Nell’estate dell’801 d.c., accade uno sconquasso, un’eruzione: urla e polvere a coprire quell’aria frizzante di montagna, poi tonfi ripetuti, silenzio e morte. A Carlo Magno e al suo scrivano Reginaldo, appena oltrepassato il passo del Galluccio, appare una fitta nebbia di polvere rossastra che saliva lentamente dal basso. Di quel paese chiamato Colfiorito non rimaneva più nulla.

Quel sisma, di cui erano rimaste tracce scritte a Pretare all’interno della chiesa del SS. Crocifisso, rimarrà per sempre nella nostra memoria, tramandato attraverso leggende e modi di dire e ha segnato l’infausta nomea del Monte Vettore come antro dell’inferno.

Quel racconto funesto sarà giunto a Roma, a Leone III (papa dal 795 al 816) e si sarà diffuso in ogni dove nel nuovo regno e fatto immaginare episodi epici e terribili; non sarà stato di certo un caso che anche Pilato secoli prima abbia raggiunto il regno delle tenebre proprio in questi luoghi.

Le memorie che oggi appaiono sbiadite, senza senso, sospettose di burle, eppure ancora raccontate, sedimentate di generazione in generazione per più di un millennio, la leggenda della Sibilla e ma soprattutto quella delle Fate.  

Immaginiamoci per un attimo essere spettatori che si aggirano tra quelle rovine, tra la disperazione dei pastori che ridiscendono in fretta le pendici del Vettore per cercare i propri cari: i massi ciclopici ruzzolati dal monte in seguito al forte sisma hanno cancellato tutto e tutti, non è rimasto più nessuno vivo. Si sono salvati solo i pastorelli e le loro greggi ai pascoli.

A mio parere questa storia è la radice della nascita della Leggenda delle Fate, suppongo che ai pastorelli soli sia rimasto solo il conforto delle pecore idealizzate come donne con le gambe caprine.

Da quel momento una bellissima Signora inizierà ad avvistare nella vallata, il suo lungo vestito svolazza per il forte vento, accanto a lei bellissime fanciulle che si sostengono le vesti con le mani, desiderose di incontrare quei pastorelli ma “solo di notte”, nei paesi appena sorti di Pretare (dalla radice preta, pietra) e Piedilama (ai piedi della lama).

Non è la stessa Dea dei territori vicini, magari non ha avuto Principi e Cavalieri che l’hanno cercata, nessuno avrebbe mai sfidato la signora dell’oltretomba.

Il Vettore sarà identificato da lì in poi come un Vulcano che erutta pietre e polvere e i rumori che si odono all’interno, dal rifugio di quella Signora, le urla dei morti che tentano la fuga per risalire in superficie dal quel mondo infernale.

In tanti cercarono nel tempo di avventurarsi tra questi dirupi, neanche le forche poste nelle vicinanze della località oggi denominata Sasso Tagliato scoraggiò il loro entusiasmo.
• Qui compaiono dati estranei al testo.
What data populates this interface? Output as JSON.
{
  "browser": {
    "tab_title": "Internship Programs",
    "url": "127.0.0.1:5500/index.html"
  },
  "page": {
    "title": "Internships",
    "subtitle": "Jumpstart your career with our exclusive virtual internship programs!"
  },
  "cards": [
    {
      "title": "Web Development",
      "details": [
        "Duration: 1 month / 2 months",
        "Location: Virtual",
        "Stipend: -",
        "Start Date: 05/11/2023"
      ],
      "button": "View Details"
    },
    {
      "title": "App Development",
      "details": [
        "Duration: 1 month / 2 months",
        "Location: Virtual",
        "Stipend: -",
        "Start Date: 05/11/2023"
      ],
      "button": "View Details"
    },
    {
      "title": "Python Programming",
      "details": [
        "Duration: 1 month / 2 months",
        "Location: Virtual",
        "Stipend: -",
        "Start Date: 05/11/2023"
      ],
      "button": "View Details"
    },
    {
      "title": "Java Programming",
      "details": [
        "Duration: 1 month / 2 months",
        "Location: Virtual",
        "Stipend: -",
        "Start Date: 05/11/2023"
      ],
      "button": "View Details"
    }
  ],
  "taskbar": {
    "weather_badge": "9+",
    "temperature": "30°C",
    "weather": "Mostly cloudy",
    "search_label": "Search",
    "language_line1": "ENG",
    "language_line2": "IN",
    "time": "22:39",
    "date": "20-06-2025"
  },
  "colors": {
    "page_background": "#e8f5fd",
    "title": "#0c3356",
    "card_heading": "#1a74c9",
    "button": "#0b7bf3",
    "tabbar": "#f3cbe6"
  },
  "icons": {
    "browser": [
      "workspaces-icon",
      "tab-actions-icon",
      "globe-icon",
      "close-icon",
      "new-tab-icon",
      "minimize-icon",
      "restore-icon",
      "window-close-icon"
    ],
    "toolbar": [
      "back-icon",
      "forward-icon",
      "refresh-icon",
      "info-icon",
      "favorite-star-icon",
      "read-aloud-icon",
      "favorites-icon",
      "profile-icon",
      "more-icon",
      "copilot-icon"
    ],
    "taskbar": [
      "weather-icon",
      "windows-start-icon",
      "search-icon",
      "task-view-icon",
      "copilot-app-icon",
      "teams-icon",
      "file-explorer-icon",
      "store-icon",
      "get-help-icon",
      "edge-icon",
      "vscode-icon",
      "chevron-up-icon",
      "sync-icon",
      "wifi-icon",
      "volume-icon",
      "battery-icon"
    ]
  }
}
Cecco d’Ascoli, conosciuto anche come Negromante di Norcia, fu uno dei tanti che andrà a vendersi l’anima al Demonio su quel monte denominato all’epoca, come tutta la catena, Montagna di Norcia.

L’erborista Antonio Orsini di Ascoli Piceno nel 1825 capì sulla propria pelle la reticenza di queste popolazioni a far calpestare quelle sacre rocce, dopo mille anni, tanto da doversi far accompagnare nelle sue escursioni da sei gendarmi armati.

Il Vettore sarà identificato anche come Monte Sibilla; dagli scritti di Garibaldi il resoconto del suo passaggio ad Arquata del Tronto: (…) ed io per la via di Ascoli e la valle del Tronto, con tre compagni per percorrere ed osservare la frontiera napoletana. Valicammo gli Appennini, per le scoscese alture della Sibilla, la neve imperversava, mi assalirono i dolori reumatici che scemarono tutto il pittoresco del mio viaggio. Vidi le robuste popolazioni della montagna, e fummo ben accolti, festeggiati dovunque, e scortati da loro con entusiasmo.

Ancora negli anni ’40 del secolo scorso don Vincenzo Giachini, parroco di Pretare, preoccupato dei rumori sinistri provenienti dalla pancia di quel mostro che risuonavano per tutta la vallata, tentò l’ascesa per cercare di rincuorare i suoi fratelli ma non riuscì a raggiungere l’antro nascosto ma solo la cosiddetta Ara della Regina.

Ma veniamo ai tempi recenti: è il 24 agosto 2016 e sono esattamente le ore 3 e 36 minuti. Dal luogo in cui mi trovo vi comunico la scoperta dell’antro segreto della Fata, raggiungibile solo di notte perché il varco è aperto solo sino all’alba e della mia impresa, nella notte del 24 agosto 2016 alle 3,36 per entrarvi.

Uno spaventoso terremoto. I rumori roboanti sembrano essere turbinii vorticosi di acque che s’infrangono sulle rocce, terribili, da far immaginare esseri demoniaci che tentano di sconsigliarmi nell’impresa. Chi trovasse questo scritto che lascio tra questi dirupi sappia e divulghi questa mia impresa se non sarò più in grado di risalire da quell’antro e del coraggio che mi animò per raggiungere e conquistare la mia Dea.